I'm reading Bass' book about Stochastic Processes. Since I haven't yet acquired a firm understanding of some basics, I'm currently looking into Conditional Expectation in the Appendix.
The proof of the following proposition (A.21) gives me trouble:
If X and XY are integrable and Y is measureable with respect to $\mathcal F$, then $$ \mathbb E [XY | \mathcal F] = Y \mathbb E[X|\mathcal F]. $$
The proof:
If $A\in\mathcal F$, then for any $B \in \mathcal F$, $$ \mathbb E[\ 1_A \mathbb E [X|\mathcal F];B\ ]=\mathbb E[\ \mathbb E [X|\mathcal F];A\cap B\ ] = \mathbb E [X; A\cap B] = \mathbb E [1_A X; B]. $$ (and more arguments $\dots$)
Three questions:
- Does $\mathbb E[X; A]$ mean $\mathbb E[X 1_A]$ in terms of notation?
- How does the second "$=$" work? What is the argument here?
- After the part of the proof I wrote above, the author then writes that this argument is enough two show the statement for indicator functions (i.e. $Y=1_A$) due to linearity. The original statement does not have the expectation there though, so why is this argument enough? What does linearity have to do with it?

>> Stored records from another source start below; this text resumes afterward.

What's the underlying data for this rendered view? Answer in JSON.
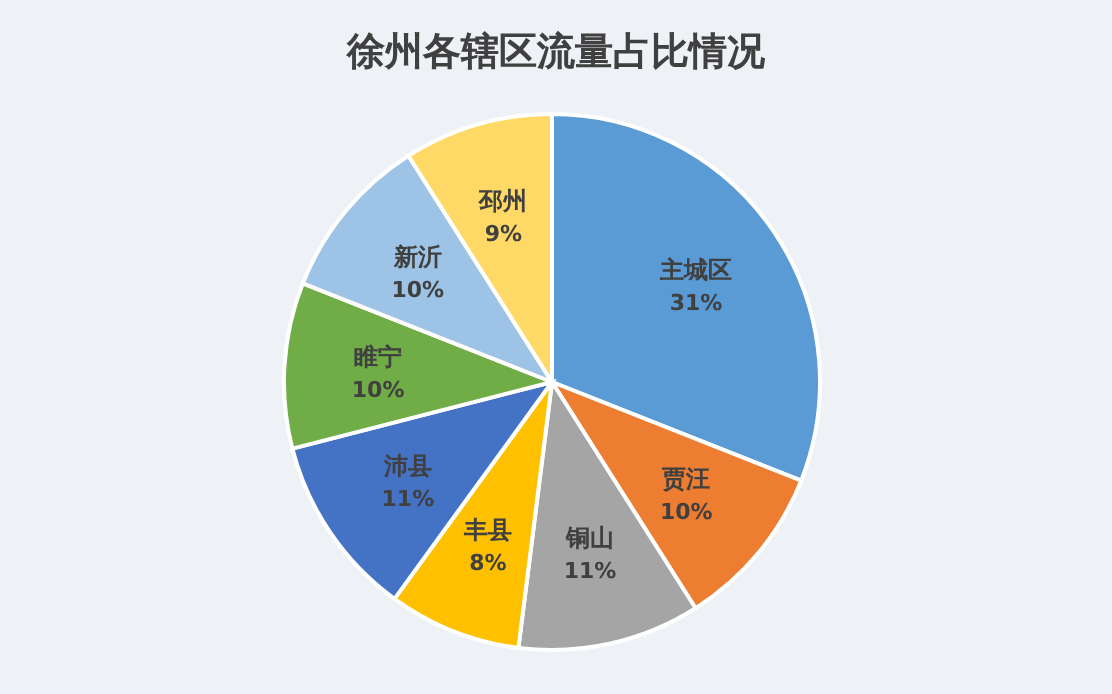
{
  "chart_data": {
    "type": "pie",
    "title": "徐州各辖区流量占比情况",
    "categories": [
      "主城区",
      "贾汪",
      "铜山",
      "丰县",
      "沛县",
      "睢宁",
      "新沂",
      "邳州"
    ],
    "values": [
      31,
      10,
      11,
      8,
      11,
      10,
      10,
      9
    ],
    "colors": [
      "#5b9bd5",
      "#ed7d31",
      "#a5a5a5",
      "#ffc000",
      "#4472c4",
      "#70ad47",
      "#9dc3e6",
      "#ffd966"
    ],
    "value_labels": [
      "31%",
      "10%",
      "11%",
      "8%",
      "11%",
      "10%",
      "10%",
      "9%"
    ]
  }
}
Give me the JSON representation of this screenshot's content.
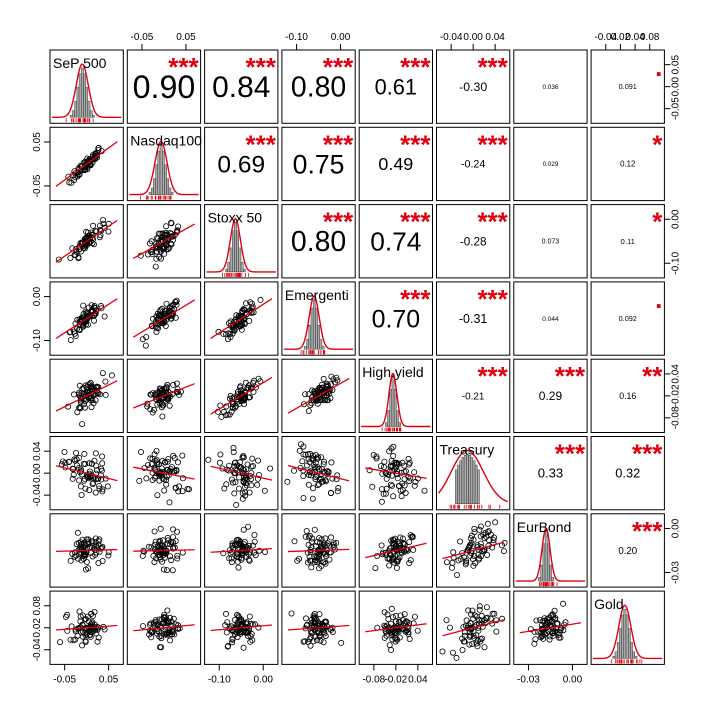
{
  "chart_data": {
    "type": "scatter",
    "title": "",
    "variables": [
      "SeP 500",
      "Nasdaq100",
      "Stoxx 50",
      "Emergenti",
      "High.yield",
      "Treasury",
      "EurBond",
      "Gold"
    ],
    "correlations": [
      {
        "row": 1,
        "col": 2,
        "value": "0.90",
        "stars": "***"
      },
      {
        "row": 1,
        "col": 3,
        "value": "0.84",
        "stars": "***"
      },
      {
        "row": 1,
        "col": 4,
        "value": "0.80",
        "stars": "***"
      },
      {
        "row": 1,
        "col": 5,
        "value": "0.61",
        "stars": "***"
      },
      {
        "row": 1,
        "col": 6,
        "value": "-0.30",
        "stars": "***"
      },
      {
        "row": 1,
        "col": 7,
        "value": "0.036",
        "stars": ""
      },
      {
        "row": 1,
        "col": 8,
        "value": "0.091",
        "stars": "."
      },
      {
        "row": 2,
        "col": 3,
        "value": "0.69",
        "stars": "***"
      },
      {
        "row": 2,
        "col": 4,
        "value": "0.75",
        "stars": "***"
      },
      {
        "row": 2,
        "col": 5,
        "value": "0.49",
        "stars": "***"
      },
      {
        "row": 2,
        "col": 6,
        "value": "-0.24",
        "stars": "***"
      },
      {
        "row": 2,
        "col": 7,
        "value": "0.029",
        "stars": ""
      },
      {
        "row": 2,
        "col": 8,
        "value": "0.12",
        "stars": "*"
      },
      {
        "row": 3,
        "col": 4,
        "value": "0.80",
        "stars": "***"
      },
      {
        "row": 3,
        "col": 5,
        "value": "0.74",
        "stars": "***"
      },
      {
        "row": 3,
        "col": 6,
        "value": "-0.28",
        "stars": "***"
      },
      {
        "row": 3,
        "col": 7,
        "value": "0.073",
        "stars": ""
      },
      {
        "row": 3,
        "col": 8,
        "value": "0.11",
        "stars": "*"
      },
      {
        "row": 4,
        "col": 5,
        "value": "0.70",
        "stars": "***"
      },
      {
        "row": 4,
        "col": 6,
        "value": "-0.31",
        "stars": "***"
      },
      {
        "row": 4,
        "col": 7,
        "value": "0.044",
        "stars": ""
      },
      {
        "row": 4,
        "col": 8,
        "value": "0.092",
        "stars": "."
      },
      {
        "row": 5,
        "col": 6,
        "value": "-0.21",
        "stars": "***"
      },
      {
        "row": 5,
        "col": 7,
        "value": "0.29",
        "stars": "***"
      },
      {
        "row": 5,
        "col": 8,
        "value": "0.16",
        "stars": "**"
      },
      {
        "row": 6,
        "col": 7,
        "value": "0.33",
        "stars": "***"
      },
      {
        "row": 6,
        "col": 8,
        "value": "0.32",
        "stars": "***"
      },
      {
        "row": 7,
        "col": 8,
        "value": "0.20",
        "stars": "***"
      }
    ],
    "axis_ticks": {
      "top": [
        {
          "col": 2,
          "labels": [
            "-0.05",
            "0.05"
          ]
        },
        {
          "col": 4,
          "labels": [
            "-0.10",
            "0.00"
          ]
        },
        {
          "col": 6,
          "labels": [
            "-0.04",
            "0.00",
            "0.04"
          ]
        },
        {
          "col": 8,
          "labels": [
            "-0.04",
            "0.02",
            "0.04",
            "0.08"
          ]
        }
      ],
      "bottom": [
        {
          "col": 1,
          "labels": [
            "-0.05",
            "0.05"
          ]
        },
        {
          "col": 3,
          "labels": [
            "-0.10",
            "0.00"
          ]
        },
        {
          "col": 5,
          "labels": [
            "-0.08",
            "-0.02",
            "0.04"
          ]
        },
        {
          "col": 7,
          "labels": [
            "-0.03",
            "0.00"
          ]
        }
      ],
      "left": [
        {
          "row": 2,
          "labels": [
            "0.05",
            "-0.05"
          ]
        },
        {
          "row": 4,
          "labels": [
            "0.00",
            "-0.10"
          ]
        },
        {
          "row": 6,
          "labels": [
            "0.04",
            "0.00",
            "-0.04"
          ]
        },
        {
          "row": 8,
          "labels": [
            "0.08",
            "0.02",
            "-0.04"
          ]
        }
      ],
      "right": [
        {
          "row": 1,
          "labels": [
            "0.05",
            "0.00",
            "-0.05"
          ]
        },
        {
          "row": 3,
          "labels": [
            "0.00",
            "-0.10"
          ]
        },
        {
          "row": 5,
          "labels": [
            "0.04",
            "-0.02",
            "-0.08"
          ]
        },
        {
          "row": 7,
          "labels": [
            "0.00",
            "-0.03"
          ]
        }
      ]
    },
    "colors": {
      "stars": "#e0000f",
      "fit_line": "#e0000f",
      "points": "#000000",
      "hist_fill": "#a9a9a9",
      "panel_border": "#000000"
    }
  }
}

Any help is highly appreciated!
For your first question, yes $\mathbb E[X;A]:\mathbb E[X\boldsymbol 1_A]$. So, $$\mathbb E[\boldsymbol 1_A\mathbb E[X\mid \mathcal F];B]=\mathbb E[\boldsymbol 1_{A}\mathbb E[X\mid \mathcal F]\boldsymbol 1_B]=\mathbb E[\mathbb E[X\mid \mathcal F]\boldsymbol 1_{A\cap B}]=\mathbb E[\mathbb E[X\mid \mathcal F],A\cap B].$$
Therefore, if $Y\geq 0$, there is a a sequence $(Y_n)$ of simple function s.t. $Y_n\nearrow Y$, and thus, for $Y\geq 0$, the formula follow by monotone convergence theorem. Finally if $Y$ is only $\mathcal F-$measurable, then you can write it as $Y^+-Y^-$ where $Y^+=\max\{Y,0\}\geq 0$ and $Y^-=-(\min\{Y,0\})\geq 0$, and thus apply apply the formula to $Y^+$ and $Y^-$.